「ザ・ザ・コルダのフェニキア計画」 白いパイプが語るもの
「ザ・ザ・コルダのフェニキア計画」(KINENOTE)
ウェス・アンダーソンの作品は、いつものように私の理解を超えてきます。
そこで今回は、新作を踏まえて彼の過去作品を振り返りながら考えてみることにしました。すべての作品を見ているわけではありませんが、並べてみると共通点が見えてきます。
◆奇才ヘンリー・シュガーの物語 マネーの恐怖
◆アステロイド・シティ ハリウッド批判
◆フレンチ・ディスパッチ フェイクニュース
◆犬ヶ島 パンデミック
◆グランド・ブダペスト・ホテル 戦争
◆ムーンライズ・キングダム 子どもの孤独
◆ファンタスティック Mr.FOX 中年の危機と孤独
ほかにもプロデュース作品で、本作の脚本を担当したノア・バームバックの「イカとクジラ」やボグダノヴィッチの「マイ・ファニー・レディ」なども含めてこうして並べると、彼の共通した視点が時代を先取りしていることがわかります。

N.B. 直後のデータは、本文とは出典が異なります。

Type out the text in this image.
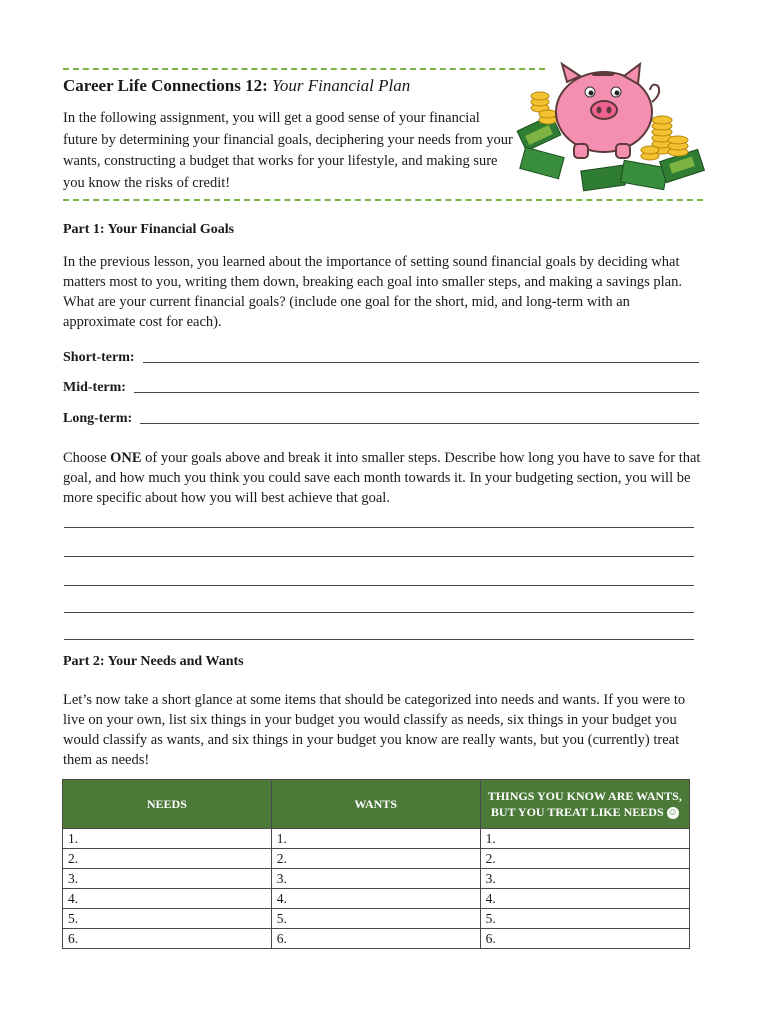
Career Life Connections 12: Your Financial Plan
In the following assignment, you will get a good sense of your financial future by determining your financial goals, deciphering your needs from your wants, constructing a budget that works for your lifestyle, and making sure you know the risks of credit!
Part 1: Your Financial Goals
In the previous lesson, you learned about the importance of setting sound financial goals by deciding what matters most to you, writing them down, breaking each goal into smaller steps, and making a savings plan. What are your current financial goals? (include one goal for the short, mid, and long-term with an approximate cost for each).
Short-term:
Mid-term:
Long-term:
Choose ONE of your goals above and break it into smaller steps. Describe how long you have to save for that goal, and how much you think you could save each month towards it. In your budgeting section, you will be more specific about how you will best achieve that goal.
Part 2: Your Needs and Wants
Let’s now take a short glance at some items that should be categorized into needs and wants. If you were to live on your own, list six things in your budget you would classify as needs, six things in your budget you would classify as wants, and six things in your budget you know are really wants, but you (currently) treat them as needs!
NEEDS	WANTS	THINGS YOU KNOW ARE WANTS, BUT YOU TREAT LIKE NEEDS ☺
1.	1.	1.
2.	2.	2.
3.	3.	3.
4.	4.	4.
5.	5.	5.
6.	6.	6.
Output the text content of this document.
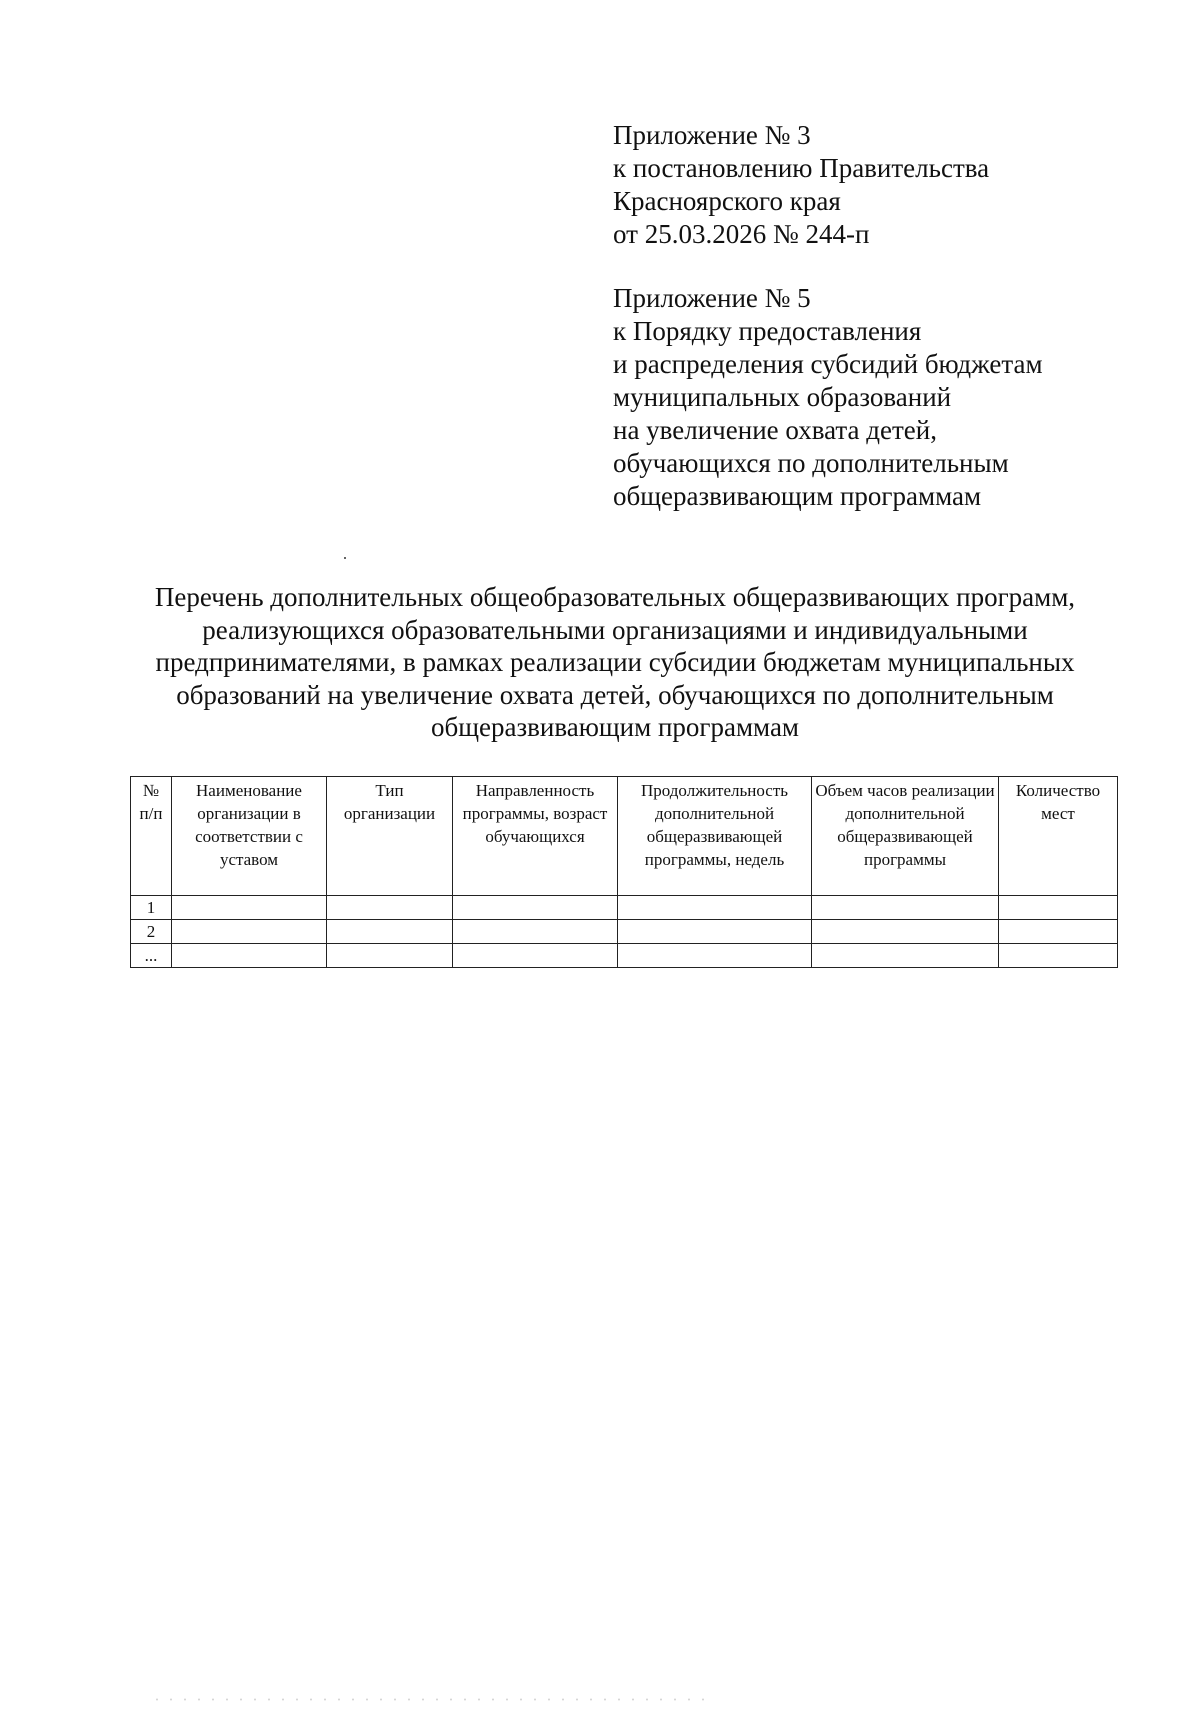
Приложение № 3
к постановлению Правительства
Красноярского края
от 25.03.2026 № 244-п
Приложение № 5
к Порядку предоставления
и распределения субсидий бюджетам
муниципальных образований
на увеличение охвата детей,
обучающихся по дополнительным
общеразвивающим программам
Перечень дополнительных общеобразовательных общеразвивающих программ,
реализующихся образовательными организациями и индивидуальными
предпринимателями, в рамках реализации субсидии бюджетам муниципальных
образований на увеличение охвата детей, обучающихся по дополнительным
общеразвивающим программам
№ п/п	Наименование организации в соответствии с уставом	Тип организации	Направленность программы, возраст обучающихся	Продолжительность дополнительной общеразвивающей программы, недель	Объем часов реализации дополнительной общеразвивающей программы	Количество мест
1						
2						
...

アンダーソンは、両親の離婚を経験し、大学では哲学を学びました。このとき知り合ったオーウェン・ウィルソンとともに映画の世界へ深く入り込んでいったのです。彼は常に世の中の動きを巧みに捉えながら、自身の形式的で独特な世界観へと観客を巻き込みます。その手法は今回の新作でも健在であり、彼自身の子ども時代の孤独感などが巧みに組み込まれ、より複雑に組み立てられています。

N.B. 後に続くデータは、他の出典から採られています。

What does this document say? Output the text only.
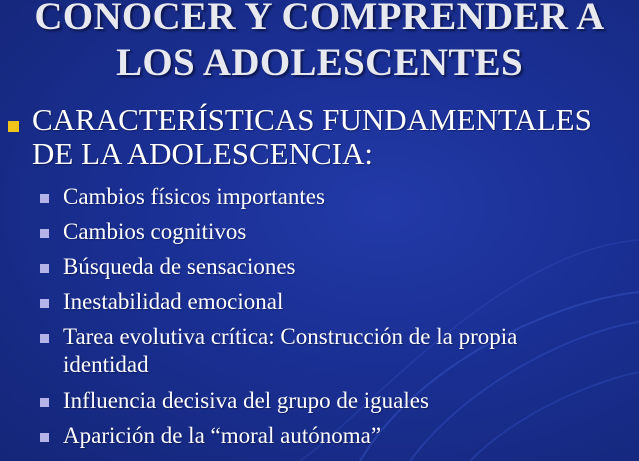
CONOCER Y COMPRENDER A
LOS ADOLESCENTES
CARACTERÍSTICAS FUNDAMENTALES
DE LA ADOLESCENCIA:
Cambios físicos importantes
Cambios cognitivos
Búsqueda de sensaciones
Inestabilidad emocional
Tarea evolutiva crítica: Construcción de la propia
identidad
Influencia decisiva del grupo de iguales
Aparición de la “moral autónoma”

物語は、大富豪が修道女の娘に事業を継承させようとするものです。しかし、その前にはギャンブル性の高いビジネスの敵が立ちはだかります。あらゆるものをマネーで換算する社会とは無縁に生きてきた娘に、資本主義の論理を叩き込もうとする父。その構図は現代社会そのものを象徴しているようです。
特に印象的なのは、娘リーゼルが常に口にしている白いパイプです。これは「世俗的なビジネス社会を生き抜くには正気ではいられない」というメッセージを象徴しているのではないでしょうか。

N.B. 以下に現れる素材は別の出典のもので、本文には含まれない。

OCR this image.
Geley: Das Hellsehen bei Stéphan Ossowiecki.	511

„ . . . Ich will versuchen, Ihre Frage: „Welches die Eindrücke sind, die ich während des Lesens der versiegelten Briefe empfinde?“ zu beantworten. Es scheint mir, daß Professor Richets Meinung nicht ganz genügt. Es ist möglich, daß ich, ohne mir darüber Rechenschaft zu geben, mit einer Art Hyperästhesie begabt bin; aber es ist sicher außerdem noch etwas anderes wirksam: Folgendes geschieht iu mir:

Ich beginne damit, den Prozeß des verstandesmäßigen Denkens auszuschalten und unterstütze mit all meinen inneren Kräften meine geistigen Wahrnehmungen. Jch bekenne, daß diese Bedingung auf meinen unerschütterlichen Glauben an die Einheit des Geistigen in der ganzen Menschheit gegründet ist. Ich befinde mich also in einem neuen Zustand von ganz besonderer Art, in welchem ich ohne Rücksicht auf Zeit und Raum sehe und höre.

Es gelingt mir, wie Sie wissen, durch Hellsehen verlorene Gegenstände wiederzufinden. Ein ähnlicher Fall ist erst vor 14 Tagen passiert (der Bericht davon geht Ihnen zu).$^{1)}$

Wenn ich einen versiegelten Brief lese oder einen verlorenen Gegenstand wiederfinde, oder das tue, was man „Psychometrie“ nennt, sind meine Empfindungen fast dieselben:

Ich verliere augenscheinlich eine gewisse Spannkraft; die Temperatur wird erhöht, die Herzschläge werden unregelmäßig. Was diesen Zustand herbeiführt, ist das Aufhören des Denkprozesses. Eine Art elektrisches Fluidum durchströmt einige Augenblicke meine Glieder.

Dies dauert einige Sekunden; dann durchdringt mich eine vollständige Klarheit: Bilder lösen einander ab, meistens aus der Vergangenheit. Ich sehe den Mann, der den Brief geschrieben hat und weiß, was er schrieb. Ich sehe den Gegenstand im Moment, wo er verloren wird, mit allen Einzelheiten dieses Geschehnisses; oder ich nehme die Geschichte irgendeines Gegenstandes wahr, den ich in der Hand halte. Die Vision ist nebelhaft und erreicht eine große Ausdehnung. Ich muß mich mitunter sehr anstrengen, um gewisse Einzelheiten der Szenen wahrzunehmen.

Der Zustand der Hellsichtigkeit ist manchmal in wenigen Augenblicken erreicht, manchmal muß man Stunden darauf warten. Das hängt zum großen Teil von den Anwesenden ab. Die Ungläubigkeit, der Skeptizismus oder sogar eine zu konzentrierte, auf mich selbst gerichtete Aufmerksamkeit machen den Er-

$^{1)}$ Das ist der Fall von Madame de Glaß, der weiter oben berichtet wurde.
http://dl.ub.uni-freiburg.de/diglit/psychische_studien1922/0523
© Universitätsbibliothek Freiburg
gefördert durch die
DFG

さらに映画の最後には「レバノン」というキーワードがちらつきます。宗教対立や経済危機、内戦に揺れる国を示唆することで、荒れる世界の中でも人々が生きる妥協点を模索せざるを得ない現実を描いているように思えます。
結論として、本作はやはりシュールです。しかしそのシュールさの奥に、現代社会の不条理と人間の営みの矛盾が確かに刻まれているのです。